6 Pause to write to the Guardian with a suggestion. Do an upload of 'to here' while I think where to go next. implementation was a year ago, not this month as I'd misread it, says [6].
7 Short version: 2018 DPA acts on the GDPR. Only extreme requests can be charged for. Insurance companies may access medical records for underwriting purposes and GPs charge for this. Medical records will not be released if they are considered likely to cause harm (physical or mental). A 12-year-old may deny a parent access to their records. Issues over those who don't have sufficient capacity at any age; issues over access to records of the deceased; issues over who can share what and with whom (obviously). Search words you might explore: Caldicott principles, Statutory disclosure of information, public interest disclosures, summary care records, National Data Guardian.
8 Department of Work and pension DWP; Ministry of Defence,MoD; Ministry of Justice MoJ; Home Office HO; Health & Safety Executive HSE. Of the refusals, about half conflicted with §40, personal information, 10% conflicted with §31 on law enforcement. See page 15 of [14].
9 Found in late May, the day after Mrs May indicated she will resign on June 7th, from Tech Republic [17] is an article describing what we can learn from the fines exerted as a result of GDPR. I'll confine this footnote to the conclusions and encourage you to read up on this for yourself. Tech Republic shows you the evidence followed by their conclusion, so you can decide for yourself if you agree.
Lesson 1: It does not matter to the European data protection authorities whether violations of the provisions of the GDPR are unintentional mistakes stemming from neglect, laziness, sloppiness, or ignorance. A violation for any reason is punishable and businesses had better take compliance with the GDPR seriously.
Lesson 2: Willful, deliberate, and blatant violations of the provisions of the GDPR will receive the harshest of fines from European data protection authorities. Businesses who attempt to test the resolve of the regulatory authorities will pay dearly for their arrogance.
Lesson 3: The provisions of the GDPR, particularly amongst citizens of the EU, are well-known and individuals who feel those provisions have been violated are more than willing to report offending behavior to the data protection authorities. Unscrupulous businesses who count on the ignorance or passiveness of individuals are likely to pay a heavy price for that cynical attitude to personal data security and protection.

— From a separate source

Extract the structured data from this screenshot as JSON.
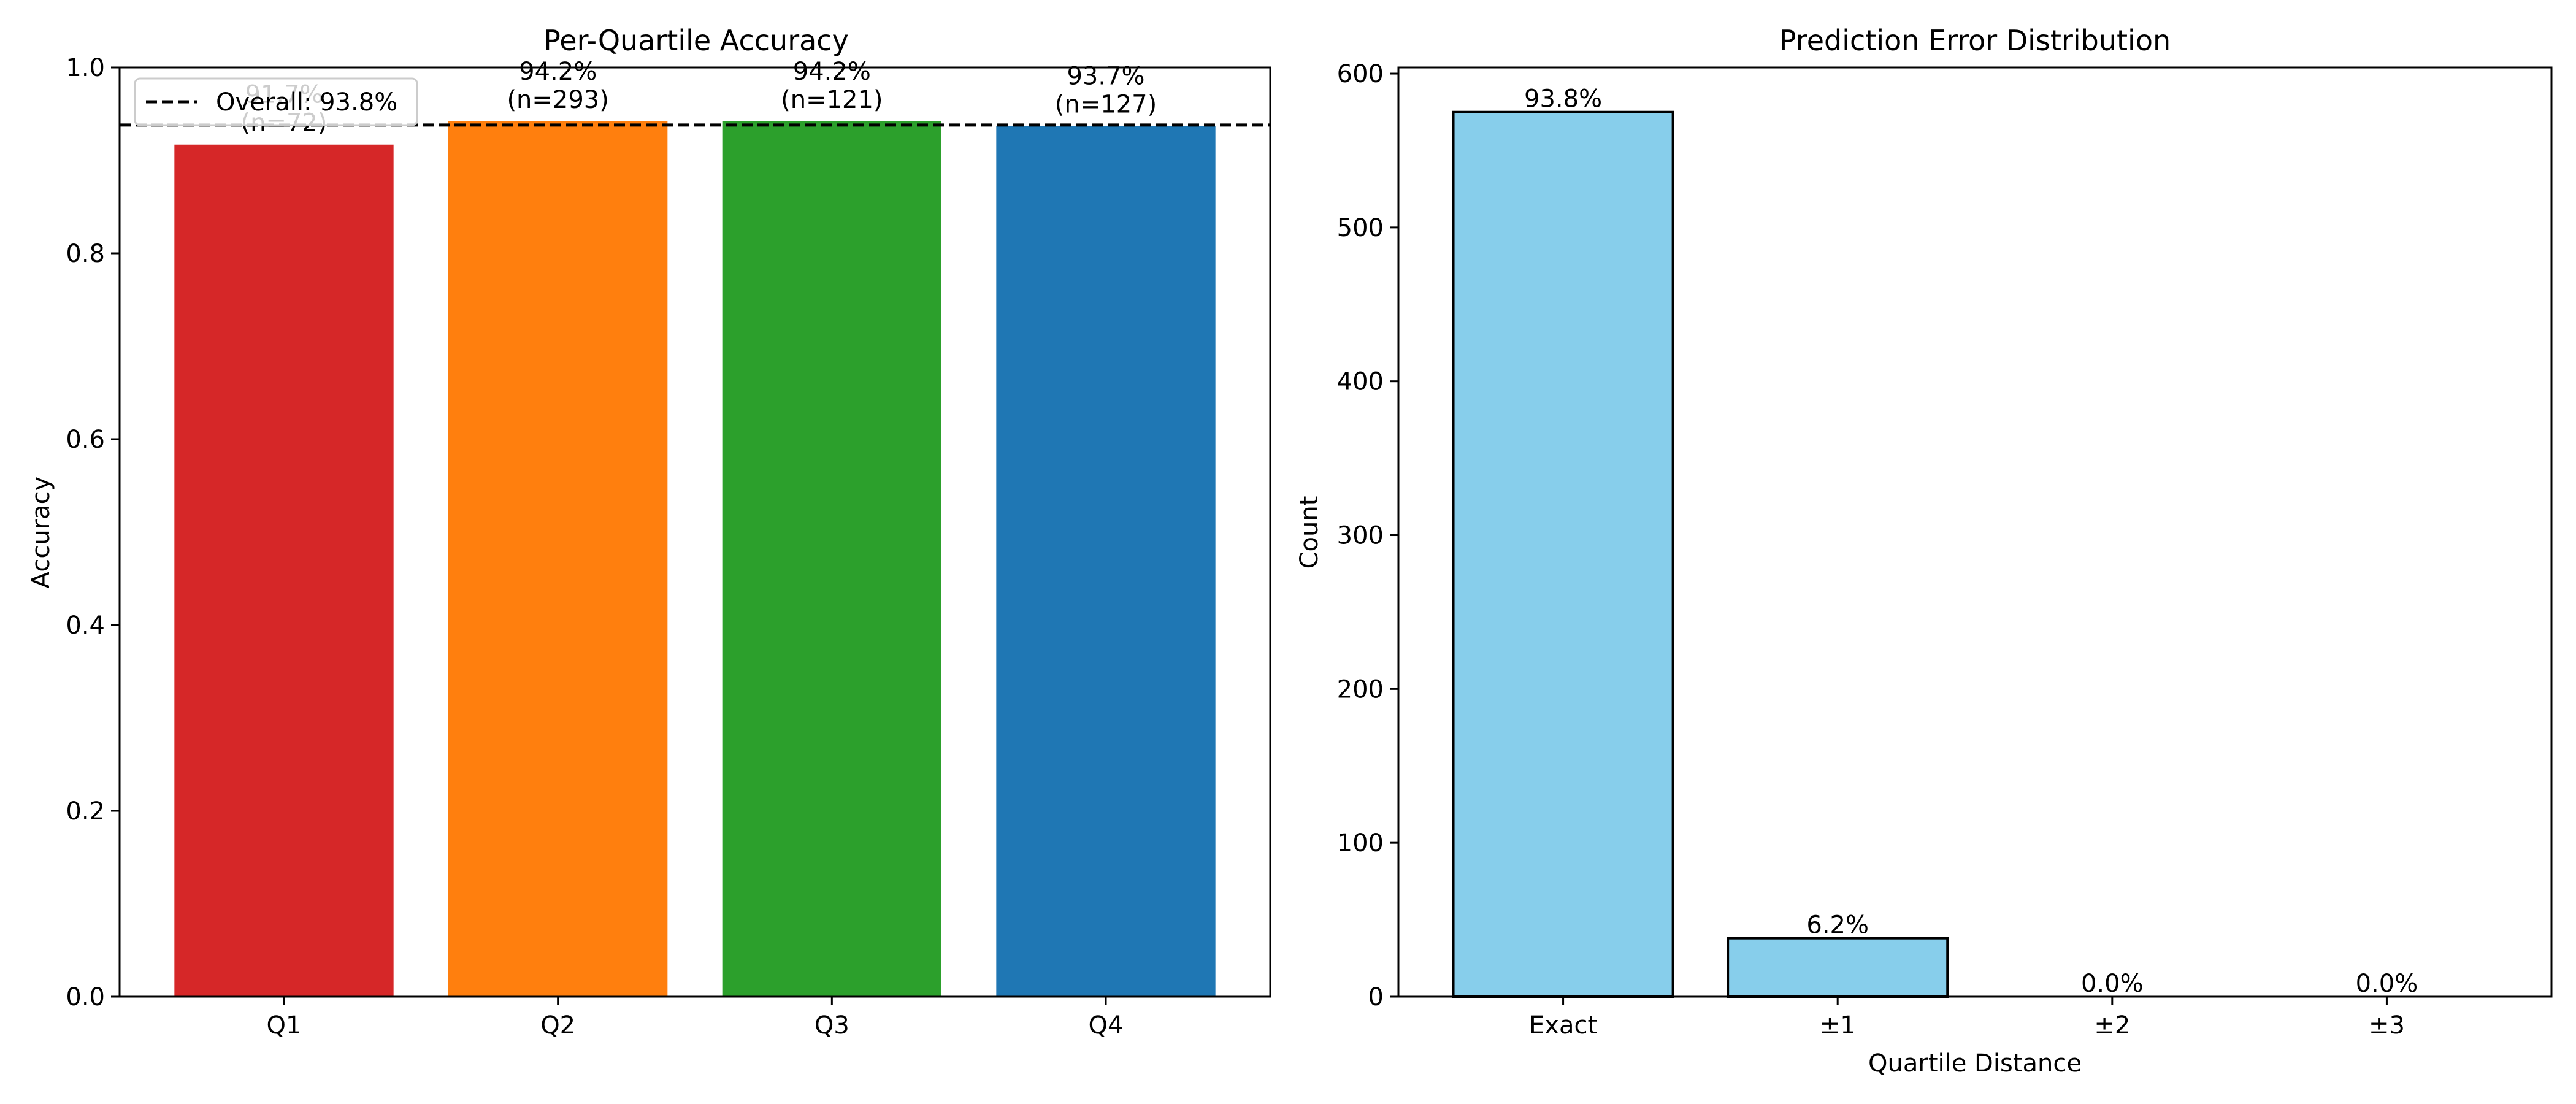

Lesson 4: While serious violations of the provisions of the GDPR are still subject to fines, timely reporting of security breaches to data protection authorities and quick action to reduce the risk of exposure of personal data by violating businesses could reduce levied fines significantly. All businesses handling sensitive personal data should have appropriate security and compliance policies in place to mitigate the risk from GDPR violations.